MICK WEST | DU NUMÉRO DE DÉCEMBRE 2022, REASON

Disons que vous vous intéressez aux OVNIs. C’est un passe-temps amusant, mais vous aimeriez monétiser vos efforts. Que faites-vous ?

Historiquement, vos possibilités étaient limitées. Il y avait le divertissement – des films de science-fiction comme Rencontres du troisième type (1977) ou E.T. (1982), des livres prétendument non fictionnels comme Chariots of the Gods ? (1968) ou The Mothman Prophecies (1975). Il y avait du journalisme, parfois sérieux mais surtout sensationnel. Il y avait les conférences et les festivals où l’on pouvait gagner de l’argent grâce aux frais de participation et aux produits dérivés sur le thème des ovnis.

La dernière voie, beaucoup moins courante, consistait à trouver quelqu’un, de préférence quelqu’un qui avait beaucoup d’argent, qui vous payait pour étudier le sujet.

En 1995, cette personne était l’homme d’affaires du Nevada Robert Bigelow. Il avait déjà financé plusieurs chercheurs sur les ovnis, mais cette année-là, il a décidé de créer son propre organisme de recherche, le National Institute for Discovery Science (NIDS). Il invite plusieurs sommités de la recherche sur les ovnis à y participer, dont Hal Puthoff, Jacques Vallée et John Mack. Le NIDS n’est pas seulement un organisme de recherche sur les OVNIs, il s’intéresse également à la question de la vie après la mort. Sa ligne d’assistance téléphonique (et plus tard son site Web) recevait les rapports de mystérieux triangles volants noirs, mais elle sollicitait également des rapports de mutilations de bétail et de visites d' »entités » – essentiellement des fantômes.

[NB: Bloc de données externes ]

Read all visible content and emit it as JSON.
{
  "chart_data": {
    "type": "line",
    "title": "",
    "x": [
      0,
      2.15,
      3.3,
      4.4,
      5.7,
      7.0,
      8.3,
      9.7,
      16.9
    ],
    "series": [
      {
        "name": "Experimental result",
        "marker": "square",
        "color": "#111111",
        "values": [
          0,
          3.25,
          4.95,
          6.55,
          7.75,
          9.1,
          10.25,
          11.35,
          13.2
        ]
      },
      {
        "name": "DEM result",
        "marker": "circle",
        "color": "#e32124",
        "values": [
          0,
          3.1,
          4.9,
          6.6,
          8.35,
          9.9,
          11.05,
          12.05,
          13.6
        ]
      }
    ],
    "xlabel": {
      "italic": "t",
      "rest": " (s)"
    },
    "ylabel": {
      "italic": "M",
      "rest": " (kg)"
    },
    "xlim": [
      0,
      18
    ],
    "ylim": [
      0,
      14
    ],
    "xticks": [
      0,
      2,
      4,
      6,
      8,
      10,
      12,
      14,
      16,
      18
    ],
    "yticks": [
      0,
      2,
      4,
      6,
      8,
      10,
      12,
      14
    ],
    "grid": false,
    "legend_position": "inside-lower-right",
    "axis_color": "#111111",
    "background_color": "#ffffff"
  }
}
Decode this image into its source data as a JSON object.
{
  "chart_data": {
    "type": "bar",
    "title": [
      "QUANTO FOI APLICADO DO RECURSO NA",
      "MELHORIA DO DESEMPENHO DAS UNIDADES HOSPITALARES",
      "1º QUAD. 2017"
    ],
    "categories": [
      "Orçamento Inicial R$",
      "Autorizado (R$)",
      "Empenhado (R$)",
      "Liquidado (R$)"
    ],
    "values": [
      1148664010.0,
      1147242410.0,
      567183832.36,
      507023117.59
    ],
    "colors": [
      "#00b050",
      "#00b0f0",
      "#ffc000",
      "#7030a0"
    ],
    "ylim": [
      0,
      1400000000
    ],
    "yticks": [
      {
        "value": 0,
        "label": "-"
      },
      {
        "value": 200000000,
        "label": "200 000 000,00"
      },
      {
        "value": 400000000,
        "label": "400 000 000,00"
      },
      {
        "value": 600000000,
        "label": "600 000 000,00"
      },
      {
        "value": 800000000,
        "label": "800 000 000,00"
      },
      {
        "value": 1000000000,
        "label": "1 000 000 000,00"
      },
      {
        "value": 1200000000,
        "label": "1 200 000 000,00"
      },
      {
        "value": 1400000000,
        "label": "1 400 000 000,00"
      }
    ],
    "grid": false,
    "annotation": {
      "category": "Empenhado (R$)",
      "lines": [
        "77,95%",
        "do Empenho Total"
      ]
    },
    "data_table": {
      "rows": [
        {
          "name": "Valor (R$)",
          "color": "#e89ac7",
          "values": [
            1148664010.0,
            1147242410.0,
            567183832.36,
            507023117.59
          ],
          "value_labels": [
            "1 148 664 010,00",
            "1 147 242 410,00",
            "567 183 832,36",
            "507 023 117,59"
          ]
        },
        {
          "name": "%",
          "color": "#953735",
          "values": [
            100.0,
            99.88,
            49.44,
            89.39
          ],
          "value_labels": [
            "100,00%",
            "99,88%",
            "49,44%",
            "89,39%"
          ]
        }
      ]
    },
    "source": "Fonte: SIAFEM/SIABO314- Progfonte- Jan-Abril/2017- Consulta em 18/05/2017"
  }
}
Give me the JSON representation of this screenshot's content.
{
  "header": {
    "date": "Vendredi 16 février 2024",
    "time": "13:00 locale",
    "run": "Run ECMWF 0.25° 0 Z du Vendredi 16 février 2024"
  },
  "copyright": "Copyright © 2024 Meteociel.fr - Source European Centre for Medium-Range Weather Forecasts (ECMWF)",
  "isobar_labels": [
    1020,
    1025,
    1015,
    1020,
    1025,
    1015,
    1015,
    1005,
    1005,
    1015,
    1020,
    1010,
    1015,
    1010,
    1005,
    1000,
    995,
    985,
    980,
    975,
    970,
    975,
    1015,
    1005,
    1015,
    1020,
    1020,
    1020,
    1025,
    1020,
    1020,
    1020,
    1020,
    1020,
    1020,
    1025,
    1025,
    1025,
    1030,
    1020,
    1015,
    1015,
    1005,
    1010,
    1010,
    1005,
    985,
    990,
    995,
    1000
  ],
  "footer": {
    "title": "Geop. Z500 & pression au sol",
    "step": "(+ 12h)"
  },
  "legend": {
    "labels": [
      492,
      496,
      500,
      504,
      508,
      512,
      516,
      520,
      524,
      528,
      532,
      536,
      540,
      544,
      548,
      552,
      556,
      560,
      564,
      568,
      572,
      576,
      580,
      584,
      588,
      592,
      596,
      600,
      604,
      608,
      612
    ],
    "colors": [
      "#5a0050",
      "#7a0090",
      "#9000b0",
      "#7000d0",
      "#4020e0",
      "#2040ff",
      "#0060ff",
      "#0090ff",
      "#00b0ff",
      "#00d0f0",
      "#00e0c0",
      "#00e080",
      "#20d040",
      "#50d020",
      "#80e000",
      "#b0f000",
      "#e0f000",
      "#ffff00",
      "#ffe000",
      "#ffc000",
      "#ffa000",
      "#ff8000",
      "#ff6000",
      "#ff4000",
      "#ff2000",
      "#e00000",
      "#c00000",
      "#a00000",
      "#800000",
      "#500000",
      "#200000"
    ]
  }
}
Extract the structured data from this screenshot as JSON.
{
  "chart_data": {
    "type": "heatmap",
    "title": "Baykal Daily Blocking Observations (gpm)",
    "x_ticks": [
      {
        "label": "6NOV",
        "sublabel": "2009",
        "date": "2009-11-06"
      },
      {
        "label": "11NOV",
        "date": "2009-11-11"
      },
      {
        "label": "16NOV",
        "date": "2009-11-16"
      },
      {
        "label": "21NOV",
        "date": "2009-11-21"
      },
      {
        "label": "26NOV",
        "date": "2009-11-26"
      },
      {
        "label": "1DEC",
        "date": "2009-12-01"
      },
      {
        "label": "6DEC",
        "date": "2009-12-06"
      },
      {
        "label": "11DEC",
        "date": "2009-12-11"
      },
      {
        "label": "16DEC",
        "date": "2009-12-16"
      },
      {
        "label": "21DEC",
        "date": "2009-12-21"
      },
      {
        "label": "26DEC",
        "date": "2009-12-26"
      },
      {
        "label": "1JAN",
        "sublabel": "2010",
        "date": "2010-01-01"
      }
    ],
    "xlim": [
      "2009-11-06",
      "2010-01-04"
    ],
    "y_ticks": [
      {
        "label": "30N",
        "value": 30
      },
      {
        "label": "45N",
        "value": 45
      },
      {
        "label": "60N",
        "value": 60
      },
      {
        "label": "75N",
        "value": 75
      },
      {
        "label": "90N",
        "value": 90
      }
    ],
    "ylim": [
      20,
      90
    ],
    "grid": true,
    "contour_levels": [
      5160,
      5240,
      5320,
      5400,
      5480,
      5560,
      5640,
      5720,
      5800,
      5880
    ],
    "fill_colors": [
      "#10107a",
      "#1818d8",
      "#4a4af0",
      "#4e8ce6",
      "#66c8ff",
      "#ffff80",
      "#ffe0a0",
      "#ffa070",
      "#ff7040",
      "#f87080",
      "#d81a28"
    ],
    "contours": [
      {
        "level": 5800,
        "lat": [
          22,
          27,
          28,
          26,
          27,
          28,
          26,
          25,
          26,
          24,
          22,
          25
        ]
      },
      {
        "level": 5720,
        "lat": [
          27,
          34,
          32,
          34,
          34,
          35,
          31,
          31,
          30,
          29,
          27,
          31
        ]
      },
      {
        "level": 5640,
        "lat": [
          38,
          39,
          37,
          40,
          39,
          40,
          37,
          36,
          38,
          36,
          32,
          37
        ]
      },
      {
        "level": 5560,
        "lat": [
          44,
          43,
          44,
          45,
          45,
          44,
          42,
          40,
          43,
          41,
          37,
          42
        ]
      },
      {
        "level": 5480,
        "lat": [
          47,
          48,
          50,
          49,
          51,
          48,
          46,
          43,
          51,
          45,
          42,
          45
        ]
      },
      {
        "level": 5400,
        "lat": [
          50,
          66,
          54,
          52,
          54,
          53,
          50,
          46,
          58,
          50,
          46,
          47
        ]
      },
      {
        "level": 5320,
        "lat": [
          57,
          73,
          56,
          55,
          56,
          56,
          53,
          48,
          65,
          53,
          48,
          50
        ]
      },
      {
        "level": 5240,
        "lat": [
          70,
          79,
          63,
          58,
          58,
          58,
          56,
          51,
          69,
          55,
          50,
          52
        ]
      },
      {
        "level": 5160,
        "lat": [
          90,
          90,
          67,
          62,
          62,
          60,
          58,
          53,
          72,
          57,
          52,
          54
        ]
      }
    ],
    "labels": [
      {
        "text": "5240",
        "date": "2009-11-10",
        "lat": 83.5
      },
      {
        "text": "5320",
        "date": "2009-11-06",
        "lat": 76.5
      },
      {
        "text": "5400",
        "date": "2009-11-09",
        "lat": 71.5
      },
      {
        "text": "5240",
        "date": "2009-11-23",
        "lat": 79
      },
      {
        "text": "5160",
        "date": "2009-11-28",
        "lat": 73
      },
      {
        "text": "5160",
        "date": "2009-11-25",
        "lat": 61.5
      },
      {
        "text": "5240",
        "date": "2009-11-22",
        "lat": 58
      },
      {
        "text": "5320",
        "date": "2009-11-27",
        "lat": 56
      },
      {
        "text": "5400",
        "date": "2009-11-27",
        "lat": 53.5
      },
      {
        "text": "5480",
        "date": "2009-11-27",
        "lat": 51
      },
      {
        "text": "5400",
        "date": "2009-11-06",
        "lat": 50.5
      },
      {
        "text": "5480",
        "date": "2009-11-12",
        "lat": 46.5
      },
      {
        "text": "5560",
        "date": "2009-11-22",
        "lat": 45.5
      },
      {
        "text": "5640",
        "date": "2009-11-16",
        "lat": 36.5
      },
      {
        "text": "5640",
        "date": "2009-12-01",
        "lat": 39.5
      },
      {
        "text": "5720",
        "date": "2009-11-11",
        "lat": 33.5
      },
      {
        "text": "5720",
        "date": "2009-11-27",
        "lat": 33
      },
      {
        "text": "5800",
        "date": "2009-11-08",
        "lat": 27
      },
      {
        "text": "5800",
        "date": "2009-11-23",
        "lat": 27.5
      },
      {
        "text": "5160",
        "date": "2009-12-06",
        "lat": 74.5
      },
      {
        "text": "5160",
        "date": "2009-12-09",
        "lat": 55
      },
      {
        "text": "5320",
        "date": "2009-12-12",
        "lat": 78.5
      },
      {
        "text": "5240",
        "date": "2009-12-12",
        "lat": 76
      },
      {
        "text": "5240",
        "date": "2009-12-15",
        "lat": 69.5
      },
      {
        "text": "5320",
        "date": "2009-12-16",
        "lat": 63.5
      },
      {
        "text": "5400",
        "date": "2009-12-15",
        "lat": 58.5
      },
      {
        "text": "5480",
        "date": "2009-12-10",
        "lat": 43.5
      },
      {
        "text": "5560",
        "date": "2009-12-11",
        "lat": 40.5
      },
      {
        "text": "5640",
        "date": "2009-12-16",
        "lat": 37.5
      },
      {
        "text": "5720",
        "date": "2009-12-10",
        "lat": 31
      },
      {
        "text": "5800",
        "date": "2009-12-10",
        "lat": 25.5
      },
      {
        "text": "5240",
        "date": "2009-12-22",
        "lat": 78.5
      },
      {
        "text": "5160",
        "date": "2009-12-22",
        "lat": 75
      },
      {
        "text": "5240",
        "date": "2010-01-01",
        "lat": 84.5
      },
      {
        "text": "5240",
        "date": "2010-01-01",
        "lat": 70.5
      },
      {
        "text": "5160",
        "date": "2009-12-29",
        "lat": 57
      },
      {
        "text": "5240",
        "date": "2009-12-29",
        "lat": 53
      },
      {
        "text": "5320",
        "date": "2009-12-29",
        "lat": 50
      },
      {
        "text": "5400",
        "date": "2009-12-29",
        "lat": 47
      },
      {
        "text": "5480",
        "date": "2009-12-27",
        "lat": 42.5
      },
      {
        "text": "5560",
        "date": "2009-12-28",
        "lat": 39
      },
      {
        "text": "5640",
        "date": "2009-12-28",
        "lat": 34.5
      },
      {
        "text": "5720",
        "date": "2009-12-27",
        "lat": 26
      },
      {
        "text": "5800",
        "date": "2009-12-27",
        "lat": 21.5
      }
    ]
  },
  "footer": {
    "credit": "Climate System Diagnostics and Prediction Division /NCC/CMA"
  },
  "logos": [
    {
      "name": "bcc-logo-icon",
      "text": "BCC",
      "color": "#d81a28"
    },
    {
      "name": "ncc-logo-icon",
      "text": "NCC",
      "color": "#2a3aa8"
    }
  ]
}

Dans une décision gouvernementale plutôt étrange, la Federal Aviation Administration a dit aux pilotes qui voulaient signaler une observation d’ovni qu’ils devaient l’adresser au NIDS.

En 1996, le NIDS a commencé à s’intéresser à un endroit appelé Skinwalker Ranch. Il s’agit d’une exploitation bovine anodine située dans le nord-est de l’Utah. La propriété appartient à la famille Sherman qui, depuis un an, raconte des histoires incroyables d’observations d’ovnis, de mutilations de bétail et de visites d’entités mystérieuses. C’était le tiercé gagnant, et Bigelow a donc acheté le ranch et installé une équipe à plein temps de chercheurs du NIDS.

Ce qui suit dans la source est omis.